Shudda noted that the method of doing additive checksums by look-up table values makes for some pretty dumb, fast code able to compute things like 256 bit checksums. Just concatenate 16 16-bit checksums, each computed using a different set of tables. Or whatever.

Also thinking about computing a rolling checksum or incremental checksum:

I gather the standard method of distinguishing the difference between, for instance, “xy” and “yx” (which a normal checksum considers equal) is to sum the sum in a separate super-sum. … The final checksum is a combination of the sum and super-sum. The super-sum effectively indexes the position of each byte by shifting the byte’s value up in the super-sum as a function of how far back the byte is in the data stream. Pulling the byte’s effect out of the super-sum is easy: subtract the byte’s value times the length of the rolling data block. Let’s presume the byte-value multiple is precomputed.

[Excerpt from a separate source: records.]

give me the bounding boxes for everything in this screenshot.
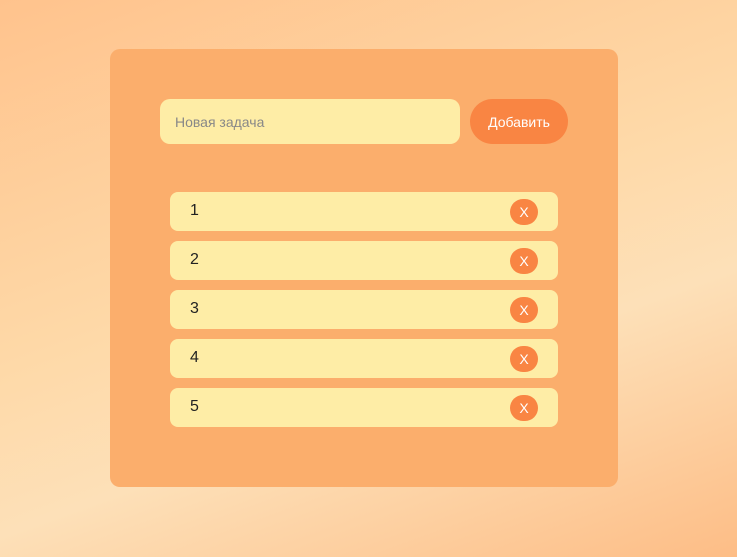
todo-card: Добавить 1 X 2 X 3 X 4 X 5 X <box>110 49 618 487</box>
task-text: 5 <box>190 398 199 415</box>
add-task-button[interactable]: Добавить <box>470 99 568 144</box>
delete-task-button[interactable]: X <box>510 297 538 323</box>
task-text: 2 <box>190 251 199 268</box>
delete-task-button[interactable]: X <box>510 199 538 225</box>
task-item: 3 X <box>170 290 558 329</box>
task-text: 1 <box>190 202 199 219</box>
task-text: 3 <box>190 300 199 317</box>
add-task-form: Добавить <box>160 99 568 144</box>
delete-task-button[interactable]: X <box>510 346 538 372</box>
new-task-input[interactable] <box>160 99 460 144</box>
task-item: 5 X <box>170 388 558 427</box>
task-list: 1 X 2 X 3 X 4 X 5 X <box>170 192 558 437</box>
task-item: 2 X <box>170 241 558 280</box>
delete-task-button[interactable]: X <box>510 395 538 421</box>
task-item: 1 X <box>170 192 558 231</box>
task-item: 4 X <box>170 339 558 378</box>
delete-task-button[interactable]: X <box>510 248 538 274</box>
task-text: 4 <box>190 349 199 366</box>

Off hand, I don’t see anything wrong with wrapping the sums something like this (Warning: vanilla C carry bit kludge ahead.):

byte b uint32 sum_of_sums, sum sum += table[b] sum = (sum >> 16) + (sum & 0xffff) sum_of_sums += sum sum_of_sums = (sum_of_sums >> 16) + (sum_of_sums & 0xffff)

Yes, in this 16-bit example if you have more than 64k bytes of data you could have a problem, but you’d have a problem if the overflow goes to the bit bucket. And, anyway, you’d probably want to use 31 bits or 32 bits in a real application, giving you a 2-4 gig of data without overflow. Etc.